19:02 Uhr, Laaerstraße 79, Einkaufszentrum Korneuburg („Eurospar“)
Während die Einsatzkräfte die Überflutungsgefahr bannten, fuhren das KDO 1 und in weiterer Folge das zweite Tanklöschfahrzeug die Einsatzadresse beim Einkaufszentrum an. Nachdem erneut keine Gefährdung festgestellt werden konnte, informierte die Einsatzleitung den Brandschutzbeauftragten und schaltete die Brandmeldergruppe ab, um weitere Fehlalarme zu verhindern.

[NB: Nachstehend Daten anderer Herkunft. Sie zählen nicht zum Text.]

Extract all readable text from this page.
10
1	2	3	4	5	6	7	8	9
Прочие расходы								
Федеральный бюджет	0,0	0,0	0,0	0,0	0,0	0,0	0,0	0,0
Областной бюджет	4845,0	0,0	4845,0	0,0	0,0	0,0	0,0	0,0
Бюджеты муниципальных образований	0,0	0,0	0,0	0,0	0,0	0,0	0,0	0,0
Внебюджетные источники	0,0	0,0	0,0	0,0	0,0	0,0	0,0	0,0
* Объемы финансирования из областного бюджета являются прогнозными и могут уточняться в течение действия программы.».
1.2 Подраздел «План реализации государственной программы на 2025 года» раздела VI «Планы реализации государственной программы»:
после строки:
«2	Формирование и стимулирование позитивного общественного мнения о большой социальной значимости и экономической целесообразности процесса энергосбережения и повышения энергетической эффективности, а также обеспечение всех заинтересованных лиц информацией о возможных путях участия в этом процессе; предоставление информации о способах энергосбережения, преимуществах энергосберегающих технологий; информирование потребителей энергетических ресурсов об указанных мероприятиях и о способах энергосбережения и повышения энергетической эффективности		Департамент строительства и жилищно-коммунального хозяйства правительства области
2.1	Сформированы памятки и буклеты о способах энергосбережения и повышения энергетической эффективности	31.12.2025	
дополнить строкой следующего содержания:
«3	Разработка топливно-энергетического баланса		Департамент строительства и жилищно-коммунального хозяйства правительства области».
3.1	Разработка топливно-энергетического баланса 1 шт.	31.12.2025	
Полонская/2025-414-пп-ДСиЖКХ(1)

19:30 Uhr, KELLERBRAND Fischerzeile
Die Einsatzkräfte des ersten Tanklöschfahrzeuges waren mit den Auspumparbeiten in der Fischerzeile beschäftigt, als ein Anrainer den Gruppenkommandanten in Kenntnis setzte, dass es im Heizkeller seines Reihenhauses zu einer Verrauchung gekommen war. Sofort wurden die Pumparbeiten unterbrochen, ein Trupp rüstete sich mit umluftunabhängigen Atemschutz aus und nahm sofort eine C-Löschleitung vor. Umgehend wurden alle im Einsatz stehenden Feuerwehrkräfte von dem Schadensereignis in Kenntnis gesetzt und die Feuerwehr Bisamberg über „Florian Stockerau“ alarmiert. Um dem Brand bzw. dem Umstand, dass noch ein anderer Einsatz zu bewältigen war, mit entsprechend vielen Einsatzkräften entgegenzuwirken, wurde in Korneuburg um 19:37 Uhr Sirenenalarm ausgelöst. Im Minutentakt trafen Kommando-Voraus, Drehleiter und das dritte Tanklöschfahrzeug an der Einsatzstelle ein. Kommandant-Stv. OBI Martin Peterl übernahm die Gesamteinsatzleitung. Als Brandausbruchstelle konnte das Steuerungsgerät der Heizanlage ausgemacht werden – der Brand wurde sofort mit dem C-Hohlstrahlrohr abgelöscht. Erschwerend im Innenangriff kam hinzu, dass der Keller selbst ca. 30cm überflutet war. Beim Vorgehen über die nasse Kellertreppe stürzte ein Mitglied des Atemschutztrupps und musste ebenfalls ins Krankenhaus Korneuburg eingeliefert werden. Nachdem die Aufräumarbeiten auf der Autobahn beendet waren, konnte auch diese Einsatzkräfte die Einsatzstelle „Fischerzeile“ anfahren. Die Feuerwehr Bisamberg, welche mit drei Fahrzeugen und 24 Mann angerückt war, löste den Atemschutztrupp Korneuburg ab und führte die Druckbelüftung des Gebäudes durch. Gegen 21:00 Uhr rückten die externen Einsatzkräfte ab, die Freiwillige Feuerwehr der Stadt Korneuburg übernahm die Aufräumarbeiten. Der bedingt durch das Hochwasser bereits seit mehreren Tagen andauernde Schichtbetrieb bei den Auspumparbeiten in der Oberen Austraße, wurde trotz des hohen Einsatzaufkommens mit bis zu vier Mann aufrecht erhalten.
Auspumparbeiten:
18:43 Uhr, Klosterneuburgerstraße
Nachdem die Geräte der vorherigen Einsätze versorgt waren, die Feuerwehrmitglieder wieder in die Privatkleidung geschlüpft waren und der Einsatzleiter begonnen hatte, den Einsatzbericht zu verfassen, lösten wieder die Pager aus: „T1-Auspumparbeiten“ lautete nun das Meldebild. Nachdem genügend Einsatzkräfte im Feuerwehrhaus waren, wurden KDO 1 und TANK 1 erneut besetzt und rückten aus. Vor Ort drohte ein übergegangener Kanaldeckel bzw. ein mit Regenwasser gefüllter Lichtschacht einen Keller zu überfluten.

19:08 Uhr, Fischerzeile
Die erste Tanklöschgruppe hatte die Auspumparbeiten in der Klosterneuburgerstraße beendet und war gerade am „Heimweg“, als über Funk der nächste Einsatzauftrag entgegengenommen wurde. In der Fischerzeile waren ebenfalls Keller überflutet. Das Einsatzfahrzeug änderte sein Fahrziel und begann mit den Pumparbeiten.
Insgesamt waren am 28.06.2009 45 Mitglieder der Freiwilligen Feuerwehr der Stadt Korneuburg im Einsatz.